Nouveaux défis pour les institutions de Bretton Woods

 

HEC Paris & Policy Center for the New South

Dialogues Stratégiques : La crise du multilatéralisme : vers une redéfinition des relations Nord-Sud? La nouvelle géopolitique de la Corne de l’Afrique (p. 65-69)

Nouveaux défis pour les institutions de Bretton Woods

Otaviano Canuto

Au cours de leurs 75 années d’existence, les institutions nées à Bretton Woods, que l’on appelle souvent les soeurs jumelles de Bretton Woods, se sont transformées, pour répondre à l’évolution de l’économie mondiale et aux défis que celle-ci a posés. Plus récemment, trois changements dans l’ordre international ont apporté une nouvelle série de défis: l’émergence de nouveaux pôles géo-économiques; la prédominance des politiques nationalistes par rapport au multilatéralisme; et la fragmentation du système des institutions plurinationales.

  1. Institutions en mutation

Le Fonds monétaire international (FMI) a été créé pour, et continue d’avoir comme fonction essentielle de préserver la stabilité monétaire internationale. Ses fonctions et ses instruments ont toutefois changé lorsque le système monétaire international a abandonné le régime des taux de change fixes et ajustables en 1971-1973, la mobilité internationale des capitaux s’est développée et le FMI est devenu un observateur de l’économie mondiale, un  adminstrateur de crises et un gestionnaire des programmes de sauvetage des pays ayant recours à l’institution.

La Banque mondiale (BM), quant à elle, a été créée pour financer et apporter un soutien technique à des projets d’investissement pour la reconstruction des pays dévastés par la Seconde Guerre mondiale et pour des pays en développement. Au fil du temps, avec en plus le reclassement/graduation de certains pays à revenus plus élevés, qui passent ainsi de bénéficiaires a donateurs, le Groupe Banque mondiale a pu se concentrer davantage sur l’intermédiation de ressources à des conditions favorables pour les économies à plus faible revenu. En termes relatifs, son apport a diminué par rapport aux flux mondiaux de capitaux privés vers les économies en développement.

Les deux institutions jumelles, en plus de  constituer une ressource pour les pays ayant des déficits à court terme et des besoins de financement à long terme, avec aussi les banques de développement régionales, ont également commencé à jouer un rôle de conseil en politique, de catalyseurs de flux financiers et d’investissements privés, de collecteurs de connaissances et de données, en plus d’un rôle de plaidoyer et de support pour l’approvisionnement  de biens publics mondiaux.

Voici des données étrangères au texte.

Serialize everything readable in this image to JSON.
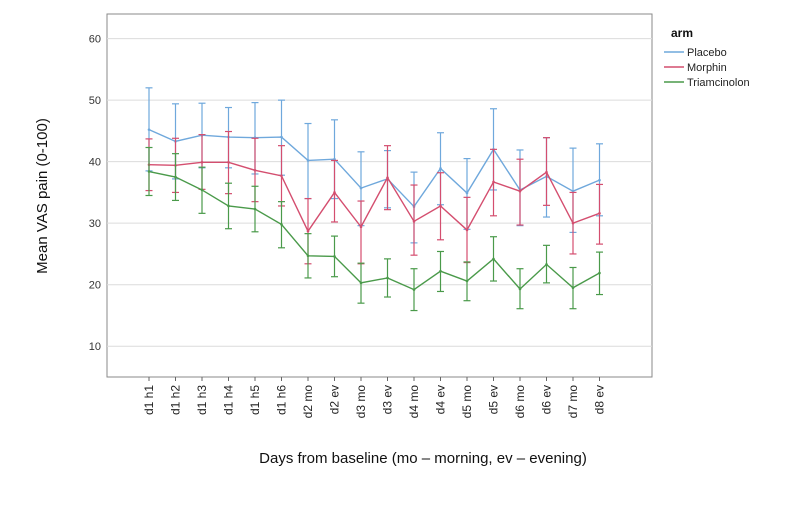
{
  "chart_data": {
    "type": "line",
    "xlabel": "Days from baseline (mo – morning, ev – evening)",
    "ylabel": "Mean VAS pain (0-100)",
    "ylim": [
      5,
      64
    ],
    "yticks": [
      10,
      20,
      30,
      40,
      50,
      60
    ],
    "grid": "horizontal",
    "legend_title": "arm",
    "legend_position": "top-right",
    "categories": [
      "d1 h1",
      "d1 h2",
      "d1 h3",
      "d1 h4",
      "d1 h5",
      "d1 h6",
      "d2 mo",
      "d2 ev",
      "d3 mo",
      "d3 ev",
      "d4 mo",
      "d4 ev",
      "d5 mo",
      "d5 ev",
      "d6 mo",
      "d6 ev",
      "d7 mo",
      "d8 ev"
    ],
    "series": [
      {
        "name": "Placebo",
        "color": "#6fa8dc",
        "values": [
          45.2,
          43.3,
          44.3,
          44.0,
          43.9,
          44.0,
          40.2,
          40.4,
          35.7,
          37.2,
          32.7,
          38.9,
          34.9,
          42.0,
          35.4,
          37.6,
          35.2,
          37.0
        ],
        "lower": [
          38.5,
          37.2,
          39.0,
          39.0,
          38.0,
          37.8,
          34.0,
          34.0,
          29.6,
          32.5,
          26.8,
          33.0,
          29.0,
          35.4,
          29.6,
          31.0,
          28.5,
          31.2
        ],
        "upper": [
          52.0,
          49.4,
          49.5,
          48.8,
          49.6,
          50.0,
          46.2,
          46.8,
          41.6,
          41.8,
          38.3,
          44.7,
          40.5,
          48.6,
          41.9,
          43.9,
          42.2,
          42.9
        ]
      },
      {
        "name": "Morphin",
        "color": "#d44e6f",
        "values": [
          39.5,
          39.4,
          39.9,
          39.9,
          38.6,
          37.7,
          28.7,
          35.0,
          29.4,
          37.4,
          30.3,
          32.8,
          28.9,
          36.7,
          35.2,
          38.3,
          30.0,
          31.6
        ],
        "lower": [
          35.3,
          35.0,
          35.5,
          34.8,
          33.5,
          32.8,
          23.4,
          30.2,
          23.4,
          32.2,
          24.8,
          27.3,
          23.6,
          31.2,
          29.7,
          32.9,
          25.0,
          26.6
        ],
        "upper": [
          43.7,
          43.8,
          44.4,
          44.9,
          43.8,
          42.6,
          34.0,
          40.2,
          33.6,
          42.6,
          36.2,
          38.2,
          34.2,
          42.0,
          40.4,
          43.9,
          35.0,
          36.3
        ]
      },
      {
        "name": "Triamcinolon",
        "color": "#4a9a4a",
        "values": [
          38.4,
          37.5,
          35.4,
          32.8,
          32.3,
          29.8,
          24.7,
          24.6,
          20.3,
          21.1,
          19.2,
          22.2,
          20.6,
          24.2,
          19.3,
          23.3,
          19.5,
          21.9
        ],
        "lower": [
          34.5,
          33.7,
          31.6,
          29.1,
          28.6,
          26.0,
          21.1,
          21.3,
          17.0,
          18.0,
          15.8,
          18.9,
          17.4,
          20.6,
          16.1,
          20.3,
          16.1,
          18.4
        ],
        "upper": [
          42.3,
          41.3,
          39.1,
          36.5,
          36.0,
          33.5,
          28.3,
          27.9,
          23.5,
          24.2,
          22.6,
          25.4,
          23.7,
          27.8,
          22.6,
          26.4,
          22.8,
          25.3
        ]
      }
    ]
  }
}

Les jumelles ont pu compter sur une autre institution d’après-guerre: l’Accord général sur les tarifs douaniers et le commerce, élargi et reconnu comme l’Organisation Mondiale du Commerce (OMC) en 1995, qui fournit un cadre à la promotion du libre-échange fondé sur des règles et des mécanismes de résolution de litiges dans la sphère multilatérale.

Plus récemment, trois changements dans l’ordre international ont apporté une nouvelle série de défis: l’émergence de nouveaux pôles géo-économiques; la prédominance des politiques nationalistes par rapport au multilatéralisme; et la fragmentation du système des institutions plurinationales.

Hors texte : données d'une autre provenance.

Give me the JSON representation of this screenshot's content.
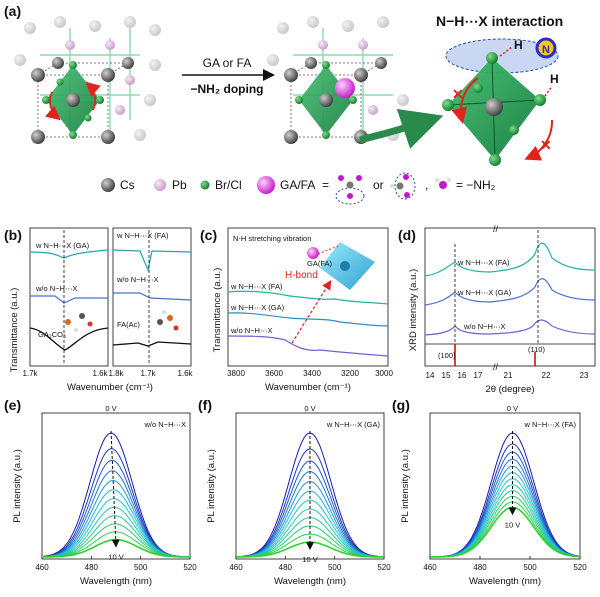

2. Nouveaux pôles géo-économiques

L’émergence de nouveaux pôles géo-économiques a mis au défi la structure de gouvernance des institutions jumelles. En tant que contributeurs principaux de ressources financières pour elles-mêmes, le pouvoir a toujours été aux mains des membres/donateurs nord-américains, européens et japonais, alors que l’ouverture économique de la Chine et la chute de l’empire soviétique ont réellement contribué à la mondialisation de ces institutions.

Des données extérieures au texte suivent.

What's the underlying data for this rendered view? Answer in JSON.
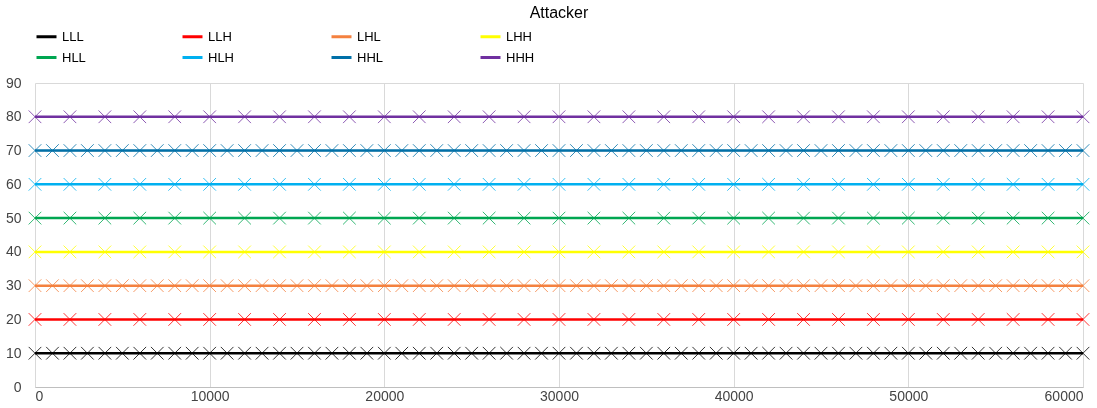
{
  "chart_data": {
    "type": "line",
    "title": "Attacker",
    "xlim": [
      0,
      60000
    ],
    "xticks": [
      0,
      10000,
      20000,
      30000,
      40000,
      50000,
      60000
    ],
    "ylim": [
      0,
      90
    ],
    "yticks": [
      0,
      10,
      20,
      30,
      40,
      50,
      60,
      70,
      80,
      90
    ],
    "grid": true,
    "legend": "top",
    "marker": "cross",
    "line_style": "solid",
    "series": [
      {
        "name": "LLL",
        "color": "#000000",
        "x": [
          0,
          1000,
          2000,
          3000,
          4000,
          5000,
          6000,
          7000,
          8000,
          9000,
          10000,
          11000,
          12000,
          13000,
          14000,
          15000,
          16000,
          17000,
          18000,
          19000,
          20000,
          21000,
          22000,
          23000,
          24000,
          25000,
          26000,
          27000,
          28000,
          29000,
          30000,
          31000,
          32000,
          33000,
          34000,
          35000,
          36000,
          37000,
          38000,
          39000,
          40000,
          41000,
          42000,
          43000,
          44000,
          45000,
          46000,
          47000,
          48000,
          49000,
          50000,
          51000,
          52000,
          53000,
          54000,
          55000,
          56000,
          57000,
          58000,
          59000,
          60000
        ],
        "values": [
          10,
          10,
          10,
          10,
          10,
          10,
          10,
          10,
          10,
          10,
          10,
          10,
          10,
          10,
          10,
          10,
          10,
          10,
          10,
          10,
          10,
          10,
          10,
          10,
          10,
          10,
          10,
          10,
          10,
          10,
          10,
          10,
          10,
          10,
          10,
          10,
          10,
          10,
          10,
          10,
          10,
          10,
          10,
          10,
          10,
          10,
          10,
          10,
          10,
          10,
          10,
          10,
          10,
          10,
          10,
          10,
          10,
          10,
          10,
          10,
          10
        ]
      },
      {
        "name": "LLH",
        "color": "#ff0000",
        "x": [
          0,
          2000,
          4000,
          6000,
          8000,
          10000,
          12000,
          14000,
          16000,
          18000,
          20000,
          22000,
          24000,
          26000,
          28000,
          30000,
          32000,
          34000,
          36000,
          38000,
          40000,
          42000,
          44000,
          46000,
          48000,
          50000,
          52000,
          54000,
          56000,
          58000,
          60000
        ],
        "values": [
          20,
          20,
          20,
          20,
          20,
          20,
          20,
          20,
          20,
          20,
          20,
          20,
          20,
          20,
          20,
          20,
          20,
          20,
          20,
          20,
          20,
          20,
          20,
          20,
          20,
          20,
          20,
          20,
          20,
          20,
          20
        ]
      },
      {
        "name": "LHL",
        "color": "#f4813f",
        "x": [
          0,
          1000,
          2000,
          3000,
          4000,
          5000,
          6000,
          7000,
          8000,
          9000,
          10000,
          11000,
          12000,
          13000,
          14000,
          15000,
          16000,
          17000,
          18000,
          19000,
          20000,
          21000,
          22000,
          23000,
          24000,
          25000,
          26000,
          27000,
          28000,
          29000,
          30000,
          31000,
          32000,
          33000,
          34000,
          35000,
          36000,
          37000,
          38000,
          39000,
          40000,
          41000,
          42000,
          43000,
          44000,
          45000,
          46000,
          47000,
          48000,
          49000,
          50000,
          51000,
          52000,
          53000,
          54000,
          55000,
          56000,
          57000,
          58000,
          59000,
          60000
        ],
        "values": [
          30,
          30,
          30,
          30,
          30,
          30,
          30,
          30,
          30,
          30,
          30,
          30,
          30,
          30,
          30,
          30,
          30,
          30,
          30,
          30,
          30,
          30,
          30,
          30,
          30,
          30,
          30,
          30,
          30,
          30,
          30,
          30,
          30,
          30,
          30,
          30,
          30,
          30,
          30,
          30,
          30,
          30,
          30,
          30,
          30,
          30,
          30,
          30,
          30,
          30,
          30,
          30,
          30,
          30,
          30,
          30,
          30,
          30,
          30,
          30,
          30
        ]
      },
      {
        "name": "LHH",
        "color": "#ffff00",
        "x": [
          0,
          2000,
          4000,
          6000,
          8000,
          10000,
          12000,
          14000,
          16000,
          18000,
          20000,
          22000,
          24000,
          26000,
          28000,
          30000,
          32000,
          34000,
          36000,
          38000,
          40000,
          42000,
          44000,
          46000,
          48000,
          50000,
          52000,
          54000,
          56000,
          58000,
          60000
        ],
        "values": [
          40,
          40,
          40,
          40,
          40,
          40,
          40,
          40,
          40,
          40,
          40,
          40,
          40,
          40,
          40,
          40,
          40,
          40,
          40,
          40,
          40,
          40,
          40,
          40,
          40,
          40,
          40,
          40,
          40,
          40,
          40
        ]
      },
      {
        "name": "HLL",
        "color": "#00a651",
        "x": [
          0,
          2000,
          4000,
          6000,
          8000,
          10000,
          12000,
          14000,
          16000,
          18000,
          20000,
          22000,
          24000,
          26000,
          28000,
          30000,
          32000,
          34000,
          36000,
          38000,
          40000,
          42000,
          44000,
          46000,
          48000,
          50000,
          52000,
          54000,
          56000,
          58000,
          60000
        ],
        "values": [
          50,
          50,
          50,
          50,
          50,
          50,
          50,
          50,
          50,
          50,
          50,
          50,
          50,
          50,
          50,
          50,
          50,
          50,
          50,
          50,
          50,
          50,
          50,
          50,
          50,
          50,
          50,
          50,
          50,
          50,
          50
        ]
      },
      {
        "name": "HLH",
        "color": "#00b0f0",
        "x": [
          0,
          2000,
          4000,
          6000,
          8000,
          10000,
          12000,
          14000,
          16000,
          18000,
          20000,
          22000,
          24000,
          26000,
          28000,
          30000,
          32000,
          34000,
          36000,
          38000,
          40000,
          42000,
          44000,
          46000,
          48000,
          50000,
          52000,
          54000,
          56000,
          58000,
          60000
        ],
        "values": [
          60,
          60,
          60,
          60,
          60,
          60,
          60,
          60,
          60,
          60,
          60,
          60,
          60,
          60,
          60,
          60,
          60,
          60,
          60,
          60,
          60,
          60,
          60,
          60,
          60,
          60,
          60,
          60,
          60,
          60,
          60
        ]
      },
      {
        "name": "HHL",
        "color": "#0070a8",
        "x": [
          0,
          1000,
          2000,
          3000,
          4000,
          5000,
          6000,
          7000,
          8000,
          9000,
          10000,
          11000,
          12000,
          13000,
          14000,
          15000,
          16000,
          17000,
          18000,
          19000,
          20000,
          21000,
          22000,
          23000,
          24000,
          25000,
          26000,
          27000,
          28000,
          29000,
          30000,
          31000,
          32000,
          33000,
          34000,
          35000,
          36000,
          37000,
          38000,
          39000,
          40000,
          41000,
          42000,
          43000,
          44000,
          45000,
          46000,
          47000,
          48000,
          49000,
          50000,
          51000,
          52000,
          53000,
          54000,
          55000,
          56000,
          57000,
          58000,
          59000,
          60000
        ],
        "values": [
          70,
          70,
          70,
          70,
          70,
          70,
          70,
          70,
          70,
          70,
          70,
          70,
          70,
          70,
          70,
          70,
          70,
          70,
          70,
          70,
          70,
          70,
          70,
          70,
          70,
          70,
          70,
          70,
          70,
          70,
          70,
          70,
          70,
          70,
          70,
          70,
          70,
          70,
          70,
          70,
          70,
          70,
          70,
          70,
          70,
          70,
          70,
          70,
          70,
          70,
          70,
          70,
          70,
          70,
          70,
          70,
          70,
          70,
          70,
          70,
          70
        ]
      },
      {
        "name": "HHH",
        "color": "#7030a0",
        "x": [
          0,
          2000,
          4000,
          6000,
          8000,
          10000,
          12000,
          14000,
          16000,
          18000,
          20000,
          22000,
          24000,
          26000,
          28000,
          30000,
          32000,
          34000,
          36000,
          38000,
          40000,
          42000,
          44000,
          46000,
          48000,
          50000,
          52000,
          54000,
          56000,
          58000,
          60000
        ],
        "values": [
          80,
          80,
          80,
          80,
          80,
          80,
          80,
          80,
          80,
          80,
          80,
          80,
          80,
          80,
          80,
          80,
          80,
          80,
          80,
          80,
          80,
          80,
          80,
          80,
          80,
          80,
          80,
          80,
          80,
          80,
          80
        ]
      }
    ]
  }
}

La mondialisation a entraîné une forte expansion et une convergence du revenu par habitant dans les économies émergentes, notamment en Chine et dans d’autres pays asiatiques. Cela a également entraîné un approfondissement de l’interdépendance en terme d’échanges commerciaux, de flux de capitaux privés et d’exposition aux événements systémiques mondiaux. Avec cette interdépendance et la réduction de l’écart entre ces économies et les donnateurs/membres majoritaires, la prétention de faire évoluer cette structure de gouvernance s’est également développée. La perception que les choix faits par ces institutions refléteraient inévitablement le rapport de forces en place dans leur gouvernance a été renforcée par la résistance des membres majoritaires aux changements importants proposés en termes de structures de vote et de capital. La perception de “deux poids deux mesures” dans les opérations du FMI pendant les crises asiatiques – inflexible sur les ajustements budgétaires, pourtant jugés inutiles – et dans la zone Euro – lorsque le FMI a accepté la pression européenne pour le financement de la Grèce en dépit du besoin évident de restructurer la dette publique – a également été fortement ressentie.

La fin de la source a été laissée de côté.